I felt alone many times in my life until I discovered that Lord Krishna has always been with me and He loves me completely
. He has always been my true benefactor and shelter , it took me very long to realize this. Had I known this earlier, I would not have to go through the bouts of loneliness that I felt deep within my heart. Rather in the awareness of His comforting presence as the Supersoul within my heart, I would have been blissful. Better Late than never. Coming to the path of Bhakti – The path of eternal love I learned that Krishna has never abandoned me.
He says in the Bhagavad Gita verse 14.4 ” He is the Father of all living entities” and in verse 15.15, He says “I am seated in everyone’s heart”. Being the father He fully loves all His children even if some children like me had forgotten that He is my real father. And by always accompanying me wherever I went- He is my true friend.

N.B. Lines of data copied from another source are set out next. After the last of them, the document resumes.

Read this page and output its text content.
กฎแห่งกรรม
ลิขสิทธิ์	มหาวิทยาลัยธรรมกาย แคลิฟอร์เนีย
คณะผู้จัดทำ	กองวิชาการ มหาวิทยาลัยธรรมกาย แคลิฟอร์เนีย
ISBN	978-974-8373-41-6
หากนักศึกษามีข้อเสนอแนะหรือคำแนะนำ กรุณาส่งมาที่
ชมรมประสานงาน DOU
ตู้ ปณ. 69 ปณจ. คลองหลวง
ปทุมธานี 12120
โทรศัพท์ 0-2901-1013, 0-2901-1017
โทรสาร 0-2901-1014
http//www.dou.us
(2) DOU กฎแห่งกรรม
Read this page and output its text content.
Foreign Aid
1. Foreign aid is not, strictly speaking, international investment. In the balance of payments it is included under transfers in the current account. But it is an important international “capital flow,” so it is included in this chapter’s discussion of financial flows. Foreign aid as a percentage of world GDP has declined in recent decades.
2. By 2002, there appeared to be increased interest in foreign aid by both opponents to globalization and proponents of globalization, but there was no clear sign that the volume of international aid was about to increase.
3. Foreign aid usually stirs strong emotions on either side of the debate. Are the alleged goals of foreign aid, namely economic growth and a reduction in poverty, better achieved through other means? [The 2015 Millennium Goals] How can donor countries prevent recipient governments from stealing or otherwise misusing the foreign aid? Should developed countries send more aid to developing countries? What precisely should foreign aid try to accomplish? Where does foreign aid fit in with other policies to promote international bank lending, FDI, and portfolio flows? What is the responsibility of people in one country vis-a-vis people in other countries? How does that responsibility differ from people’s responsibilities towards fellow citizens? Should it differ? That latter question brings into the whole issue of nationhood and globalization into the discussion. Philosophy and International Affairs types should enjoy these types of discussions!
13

He was there with me in all my previous births and has accompanied me even in the body I currently reside in. There were times I felt lonely and disconnected in spite of being surrounded by many people and having many well wishers. I would feel lonely in difficult times, in spite of having the support of well meaning friends and relatives. During the good times and moments of personal happiness I felt lonely in spite of having many dear and close friends to celebrate with.I felt frustrated with such feelings and did not understand why in spite of having loving parents , loving brothers and sisters , a loving husband and many true relationships why I felt lonely.

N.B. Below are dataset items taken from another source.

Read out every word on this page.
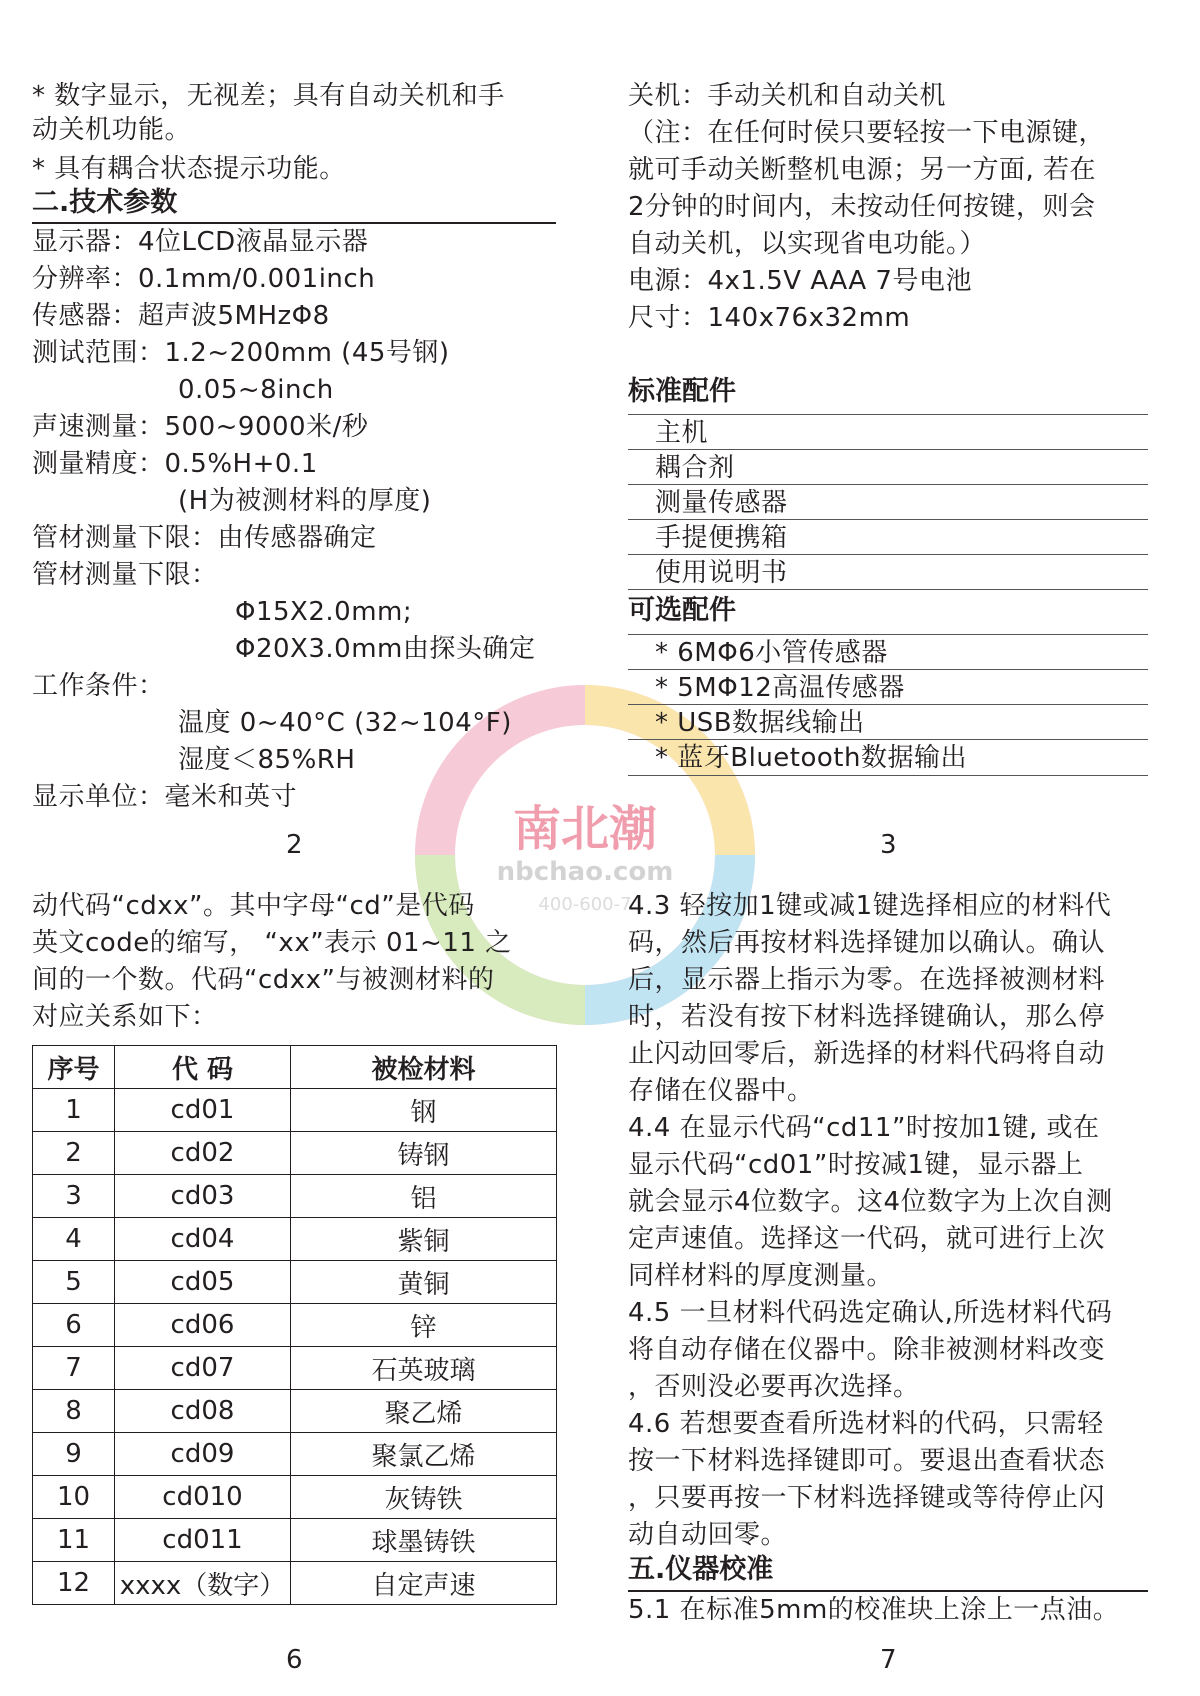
南北潮
nbchao.com
400-600-7
* 数字显示，无视差；具有自动关机和手
动关机功能。
* 具有耦合状态提示功能。
二.技术参数
显示器：4位LCD液晶显示器
分辨率：0.1mm/0.001inch
传感器：超声波5MHzΦ8
测试范围：1.2~200mm (45号钢)
0.05~8inch
声速测量：500~9000米/秒
测量精度：0.5%H+0.1
(H为被测材料的厚度)
管材测量下限：由传感器确定
管材测量下限：
Φ15X2.0mm;
Φ20X3.0mm由探头确定
工作条件：
温度 0~40°C (32~104°F)
湿度＜85%RH
显示单位：毫米和英寸
2
关机：手动关机和自动关机
（注：在任何时侯只要轻按一下电源键，
就可手动关断整机电源；另一方面, 若在
2分钟的时间内，未按动任何按键，则会
自动关机，以实现省电功能。）
电源：4x1.5V AAA 7号电池
尺寸：140x76x32mm
标准配件
主机
耦合剂
测量传感器
手提便携箱
使用说明书
可选配件
* 6MΦ6小管传感器
* 5MΦ12高温传感器
* USB数据线输出
* 蓝牙Bluetooth数据输出
3
动代码“cdxx”。其中字母“cd”是代码
英文code的缩写， “xx”表示 01~11 之
间的一个数。代码“cdxx”与被测材料的
对应关系如下：
序号	代 码	被检材料
1	cd01	钢
2	cd02	铸钢
3	cd03	铝
4	cd04	紫铜
5	cd05	黄铜
6	cd06	锌
7	cd07	石英玻璃
8	cd08	聚乙烯
9	cd09	聚氯乙烯
10	cd010	灰铸铁
11	cd011	球墨铸铁
12	xxxx（数字）	自定声速
6
4.3 轻按加1键或减1键选择相应的材料代
码，然后再按材料选择键加以确认。确认
后，显示器上指示为零。在选择被测材料
时，若没有按下材料选择键确认，那么停
止闪动回零后，新选择的材料代码将自动
存储在仪器中。
4.4 在显示代码“cd11”时按加1键, 或在
显示代码“cd01”时按减1键，显示器上
就会显示4位数字。这4位数字为上次自测
定声速值。选择这一代码，就可进行上次
同样材料的厚度测量。
4.5 一旦材料代码选定确认,所选材料代码
将自动存储在仪器中。除非被测材料改变
，否则没必要再次选择。
4.6 若想要查看所选材料的代码，只需轻
按一下材料选择键即可。要退出查看状态
，只要再按一下材料选择键或等待停止闪
动自动回零。
五.仪器校准
5.1 在标准5mm的校准块上涂上一点油。
7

Feel your loneliness deeply
However over time I came to appreciate the loneliness I felt. Instead of trying to drown away my feelings of loneliness , I learned how to deeply feel them , know them and also really feel how terrible it felt being lonely. That reminds me of a poem by Hafiz:
Don’t surrender your loneliness so quickly.
Let it cut more deep.
Let it ferment and season you
As few human or even divine ingredients can.

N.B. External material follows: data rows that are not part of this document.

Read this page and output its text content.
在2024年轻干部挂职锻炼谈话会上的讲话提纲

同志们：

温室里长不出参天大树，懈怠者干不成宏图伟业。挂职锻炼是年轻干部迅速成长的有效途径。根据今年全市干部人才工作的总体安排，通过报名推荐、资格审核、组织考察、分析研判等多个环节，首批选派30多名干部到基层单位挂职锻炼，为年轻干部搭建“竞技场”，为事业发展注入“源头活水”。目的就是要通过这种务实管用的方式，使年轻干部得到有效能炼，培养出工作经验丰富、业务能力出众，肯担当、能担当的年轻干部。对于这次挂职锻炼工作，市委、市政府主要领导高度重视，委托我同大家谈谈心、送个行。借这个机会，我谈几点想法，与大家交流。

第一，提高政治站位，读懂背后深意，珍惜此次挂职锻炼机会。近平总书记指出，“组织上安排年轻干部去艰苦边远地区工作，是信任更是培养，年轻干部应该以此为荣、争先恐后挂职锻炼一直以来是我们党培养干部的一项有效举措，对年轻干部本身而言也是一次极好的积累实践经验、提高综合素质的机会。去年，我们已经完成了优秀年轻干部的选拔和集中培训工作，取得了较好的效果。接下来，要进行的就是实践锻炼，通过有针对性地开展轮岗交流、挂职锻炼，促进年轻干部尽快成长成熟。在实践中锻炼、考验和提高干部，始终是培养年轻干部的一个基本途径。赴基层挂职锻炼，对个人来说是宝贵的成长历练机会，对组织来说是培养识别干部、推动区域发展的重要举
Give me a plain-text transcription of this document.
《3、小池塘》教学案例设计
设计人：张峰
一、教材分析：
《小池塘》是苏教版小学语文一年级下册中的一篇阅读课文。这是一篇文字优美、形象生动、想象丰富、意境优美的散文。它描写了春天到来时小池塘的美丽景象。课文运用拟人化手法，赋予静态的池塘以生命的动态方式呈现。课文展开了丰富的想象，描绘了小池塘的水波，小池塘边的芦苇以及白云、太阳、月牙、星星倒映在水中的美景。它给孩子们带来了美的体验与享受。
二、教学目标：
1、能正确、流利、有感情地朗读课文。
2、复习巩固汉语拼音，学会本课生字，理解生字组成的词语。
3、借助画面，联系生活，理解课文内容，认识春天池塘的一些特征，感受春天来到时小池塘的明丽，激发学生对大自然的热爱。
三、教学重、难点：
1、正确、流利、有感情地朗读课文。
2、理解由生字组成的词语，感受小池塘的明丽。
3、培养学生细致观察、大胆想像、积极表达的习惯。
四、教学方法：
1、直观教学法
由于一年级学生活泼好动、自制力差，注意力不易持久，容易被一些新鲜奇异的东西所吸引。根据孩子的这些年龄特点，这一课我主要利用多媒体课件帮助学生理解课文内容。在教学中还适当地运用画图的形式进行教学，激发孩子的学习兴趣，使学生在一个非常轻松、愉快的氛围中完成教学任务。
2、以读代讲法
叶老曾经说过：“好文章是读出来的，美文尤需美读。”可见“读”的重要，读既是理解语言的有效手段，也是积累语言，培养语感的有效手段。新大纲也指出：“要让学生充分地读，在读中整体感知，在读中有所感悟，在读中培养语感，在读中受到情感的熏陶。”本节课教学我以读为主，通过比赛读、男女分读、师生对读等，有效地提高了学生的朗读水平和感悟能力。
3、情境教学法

Something missing in my heart tonight
Has made my eyes so soft,
My voice so tender,
My need of God
Every time I allowed my loneliness to cut me deep, the way Hafiz has said- it allowed me to explore how even in happy moments with everything and everyone going for me, the loneliness was still there and none of the things of the world could fill it. Learning how to deeply feel my loneliness, how bottomless it felt and how much I did not like feeling lonely-it made me stronger in my search for the real thing, the thing that could fill that bottomless pit. It was a silent search , an non-verbal continuous search in my head that I wasn’t even aware of. When I read about Lord Krishna that He is seated in everyone’s heart and He is the father of all living entities and He never leaves us even for a moment, I was immediately attracted to Him. It made me feel peaceful. I felt like a person who saw an oasis after being thirsty for so long.
The God shaped void in our heart
Feelings of loneliness drives people to drugs, anger and alcohol so that they can numb those feelings. A woman maybe surrounded by her children, parents, in laws, husband and still feel lonely and unloved. The loneliness is actually a God shaped void in our heart.It can only be filled by the presence of Lord Krishna and not by the things of this world. Bodily relationships, satisfaction from mundane material achievement and all other things satisfy the wants of our various bodily designations, but do not satisfy the need of the soul.
The 7th verse of the siksastakam says:
yugayitam nimesena caksusa pravsiyatam
sunyayitam jagat sarvam govinda virehena me
O Govinda! Feeling Your separations I am considering a moment to be like twelve years or more. Tears are flowing from my eyes like torrents of rain, and I am feeling all vacant in the world in Your absence.